TANNHÄUSER ODER DER SÄNGERSTREIT AUF DER WARTBURG
Erstens - es ist lang. 4,5 Stunden inkl Pausen. Zweitens - es lohnt sich. Zuerst war ich ja sehr skeptisch, sie haben den guten Tannhäuser in eine ziemlich heutige Welt gesetzt - der Venusberg ist ein dekadentes Edelpuff, die grosse Halle auf der Wartburg ein Fernsehstudio wie man es von den ganzen Castingshows kennt, und die heimkehrenden Rompilger kommen auf einem Bahnsteig an. Ich Kunstbanause bin also mit nicht allzu grossen Erwartungen rein - und wurde positiv überrascht, das Ganze macht Sinn und reisst wirklich mit. Der Venusberg ist herrlich dekadent, die Gäste sind unter anderem ein Haufen Kirchenvolk (die sich dann im 2 Akt EMPÖREN dass Tannhäuser im Venusberg war, wie kann er nur, der Sittenstrolch!) die Belegschaft trägt zwar sehr wenig (optisch, es sind hautfarbene Trikots, also keine Quotennackten) dafür varietemässige schwarze Spitze und Federn, und Venus (Vesselina Kasarova in Hochform) selber ein wunderschönes von schwarz zu rot verlaufendes Seidenkleid (auch hier nicht vulgär freizügig, es hat lange Ärmel und einen langen Rock, nur der Ausschnitt ist waffenscheinpflichtig). Tannhäuser selber (Peter Seiffert, eigentlich singt er schön und spielen tut er auch gut, nur ab und zu schreit er etwas zu sehr für meinen Geschmack, aber das tun Wagnertenöre anscheinend öfter) ist im Bequemlook mit zerstrubbelten Haaren, Hemd über der Hose und offenem Mantel. Einige Aktionen von Belegschaft und Gästen kommen einem zwar etwas seltsam vor, aber anscheinend hat das good old Richi selig selber so vorgeschrieben (wie der von den Mänaden zerlegte Orpheus, Europa und der Stier, Ledas Schwan... keine Ahnung was das im Venusberg verloren hat, aber wenn der Maestro selber das so wollte
Ist jedenfalls nett, dass sich mal ein Regisseur die Zeit nimmt das "alte, verstaubte Zeugs" zu lesen und es auch umzusetzen)
Die Wartburggesellschaft ist dann die High Society in Abendkleid und Frack (Nina Stemme als Elisabeht singt nicht nur umwerfend, sie sieht auch hinreissend aus in ihrem langärmligen royalblauen Kleid mit Schleppe
)
Am Bahnhof sind sie dann alle etwas abgewirtschafteter, auch die Daheimgebliebenen hatten es anscheinend nicht nur lustig.
Die Musik ist halt Wagner, entweder man mags oder nicht.
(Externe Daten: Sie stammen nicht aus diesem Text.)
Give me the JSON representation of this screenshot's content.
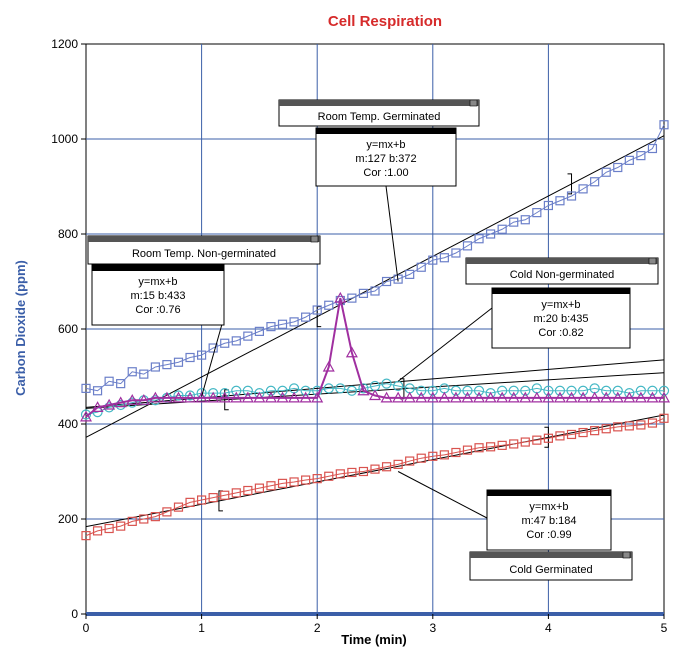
{
  "chart_data": {
    "type": "scatter",
    "title": "Cell Respiration",
    "xlabel": "Time (min)",
    "ylabel": "Carbon Dioxide (ppm)",
    "xlim": [
      0,
      5
    ],
    "ylim": [
      0,
      1200
    ],
    "x_ticks": [
      "0",
      "1",
      "2",
      "3",
      "4",
      "5"
    ],
    "y_ticks": [
      "0",
      "200",
      "400",
      "600",
      "800",
      "1000",
      "1200"
    ],
    "grid": true,
    "colors": {
      "title": "#d62b2b",
      "ylabel": "#3a5ea8",
      "xlabel": "#000000",
      "grid": "#3b5fa8",
      "baseline": "#3b5fa8"
    },
    "series": [
      {
        "name": "Room Temp. Germinated",
        "color": "#6b7fc9",
        "marker": "square",
        "x": [
          0,
          0.1,
          0.2,
          0.3,
          0.4,
          0.5,
          0.6,
          0.7,
          0.8,
          0.9,
          1.0,
          1.1,
          1.2,
          1.3,
          1.4,
          1.5,
          1.6,
          1.7,
          1.8,
          1.9,
          2.0,
          2.1,
          2.2,
          2.3,
          2.4,
          2.5,
          2.6,
          2.7,
          2.8,
          2.9,
          3.0,
          3.1,
          3.2,
          3.3,
          3.4,
          3.5,
          3.6,
          3.7,
          3.8,
          3.9,
          4.0,
          4.1,
          4.2,
          4.3,
          4.4,
          4.5,
          4.6,
          4.7,
          4.8,
          4.9,
          5.0
        ],
        "y": [
          475,
          470,
          490,
          485,
          510,
          505,
          520,
          525,
          530,
          540,
          545,
          560,
          570,
          575,
          585,
          595,
          605,
          610,
          615,
          625,
          640,
          650,
          660,
          665,
          675,
          680,
          700,
          705,
          715,
          730,
          745,
          750,
          760,
          775,
          790,
          800,
          810,
          825,
          830,
          845,
          860,
          870,
          880,
          895,
          910,
          930,
          940,
          955,
          965,
          980,
          1030
        ]
      },
      {
        "name": "Room Temp. Non-germinated",
        "color": "#45b8c5",
        "marker": "circle",
        "x": [
          0,
          0.1,
          0.2,
          0.3,
          0.4,
          0.5,
          0.6,
          0.7,
          0.8,
          0.9,
          1.0,
          1.1,
          1.2,
          1.3,
          1.4,
          1.5,
          1.6,
          1.7,
          1.8,
          1.9,
          2.0,
          2.1,
          2.2,
          2.3,
          2.4,
          2.5,
          2.6,
          2.7,
          2.8,
          2.9,
          3.0,
          3.1,
          3.2,
          3.3,
          3.4,
          3.5,
          3.6,
          3.7,
          3.8,
          3.9,
          4.0,
          4.1,
          4.2,
          4.3,
          4.4,
          4.5,
          4.6,
          4.7,
          4.8,
          4.9,
          5.0
        ],
        "y": [
          420,
          425,
          435,
          440,
          445,
          450,
          450,
          455,
          460,
          460,
          465,
          465,
          465,
          470,
          470,
          465,
          470,
          470,
          475,
          470,
          470,
          475,
          475,
          470,
          475,
          480,
          485,
          480,
          475,
          470,
          470,
          475,
          470,
          470,
          470,
          465,
          470,
          470,
          470,
          475,
          470,
          470,
          470,
          470,
          475,
          470,
          470,
          465,
          470,
          470,
          470
        ]
      },
      {
        "name": "Cold Non-germinated",
        "color": "#a02fa0",
        "marker": "triangle",
        "x": [
          0,
          0.1,
          0.2,
          0.3,
          0.4,
          0.5,
          0.6,
          0.7,
          0.8,
          0.9,
          1.0,
          1.1,
          1.2,
          1.3,
          1.4,
          1.5,
          1.6,
          1.7,
          1.8,
          1.9,
          2.0,
          2.1,
          2.2,
          2.3,
          2.4,
          2.5,
          2.6,
          2.7,
          2.8,
          2.9,
          3.0,
          3.1,
          3.2,
          3.3,
          3.4,
          3.5,
          3.6,
          3.7,
          3.8,
          3.9,
          4.0,
          4.1,
          4.2,
          4.3,
          4.4,
          4.5,
          4.6,
          4.7,
          4.8,
          4.9,
          5.0
        ],
        "y": [
          415,
          435,
          440,
          445,
          450,
          450,
          455,
          455,
          455,
          455,
          455,
          455,
          455,
          455,
          455,
          455,
          455,
          455,
          455,
          455,
          455,
          520,
          665,
          550,
          470,
          460,
          455,
          455,
          455,
          455,
          455,
          455,
          455,
          455,
          455,
          455,
          455,
          455,
          455,
          455,
          455,
          455,
          455,
          455,
          455,
          455,
          455,
          455,
          455,
          455,
          455
        ]
      },
      {
        "name": "Cold Germinated",
        "color": "#d9534f",
        "marker": "square",
        "x": [
          0,
          0.1,
          0.2,
          0.3,
          0.4,
          0.5,
          0.6,
          0.7,
          0.8,
          0.9,
          1.0,
          1.1,
          1.2,
          1.3,
          1.4,
          1.5,
          1.6,
          1.7,
          1.8,
          1.9,
          2.0,
          2.1,
          2.2,
          2.3,
          2.4,
          2.5,
          2.6,
          2.7,
          2.8,
          2.9,
          3.0,
          3.1,
          3.2,
          3.3,
          3.4,
          3.5,
          3.6,
          3.7,
          3.8,
          3.9,
          4.0,
          4.1,
          4.2,
          4.3,
          4.4,
          4.5,
          4.6,
          4.7,
          4.8,
          4.9,
          5.0
        ],
        "y": [
          165,
          175,
          180,
          185,
          195,
          200,
          205,
          215,
          225,
          235,
          240,
          245,
          250,
          255,
          260,
          265,
          270,
          275,
          278,
          282,
          285,
          290,
          295,
          298,
          300,
          305,
          310,
          315,
          322,
          328,
          332,
          335,
          340,
          345,
          350,
          352,
          355,
          358,
          362,
          366,
          370,
          375,
          378,
          382,
          386,
          390,
          394,
          396,
          398,
          402,
          412
        ]
      }
    ],
    "fits": [
      {
        "series": "Room Temp. Germinated",
        "equation": "y=mx+b",
        "m": 127,
        "b": 372,
        "cor": "1.00",
        "bracket_x": [
          2.0,
          4.2
        ]
      },
      {
        "series": "Room Temp. Non-germinated",
        "equation": "y=mx+b",
        "m": 15,
        "b": 433,
        "cor": "0.76",
        "bracket_x": [
          1.2,
          2.75
        ]
      },
      {
        "series": "Cold Non-germinated",
        "equation": "y=mx+b",
        "m": 20,
        "b": 435,
        "cor": "0.82",
        "bracket_x": [
          0,
          5
        ]
      },
      {
        "series": "Cold Germinated",
        "equation": "y=mx+b",
        "m": 47,
        "b": 184,
        "cor": "0.99",
        "bracket_x": [
          1.15,
          4.0
        ]
      }
    ],
    "annotations": [
      {
        "title": "Room Temp. Germinated",
        "eq": "y=mx+b",
        "params": "m:127  b:372",
        "cor": "Cor :1.00",
        "pointer": [
          2.7,
          700
        ]
      },
      {
        "title": "Room Temp. Non-germinated",
        "eq": "y=mx+b",
        "params": "m:15  b:433",
        "cor": "Cor :0.76",
        "pointer": [
          1.0,
          458
        ]
      },
      {
        "title": "Cold Non-germinated",
        "eq": "y=mx+b",
        "params": "m:20  b:435",
        "cor": "Cor :0.82",
        "pointer": [
          2.7,
          490
        ]
      },
      {
        "title": "Cold Germinated",
        "eq": "y=mx+b",
        "params": "m:47  b:184",
        "cor": "Cor :0.99",
        "pointer": [
          2.7,
          300
        ]
      }
    ]
  }
}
Mich erinnerts immer an Filmmusik
Einziger kleiner Schwachpunkt ist, wie oft bei modern insznierten Opern, dass einige Textstellen nicht so ganz passen, wenn die Herren im Frack von Rittern und Schwertern reden stutzt man kurz. Meistens stört mich das gewaltig, aber hier wurde es - wie auch bei Comte Ory letzte Woche - vom Gesamteindruck wieder gutegemacht. Dass der Text manchmal - in meinen Augen - recht seltsames Deutsch ist geht auch wieder auf die Kappe von Herrn Wagner persönlich, der hat nämlich auch den Text selber verfasst.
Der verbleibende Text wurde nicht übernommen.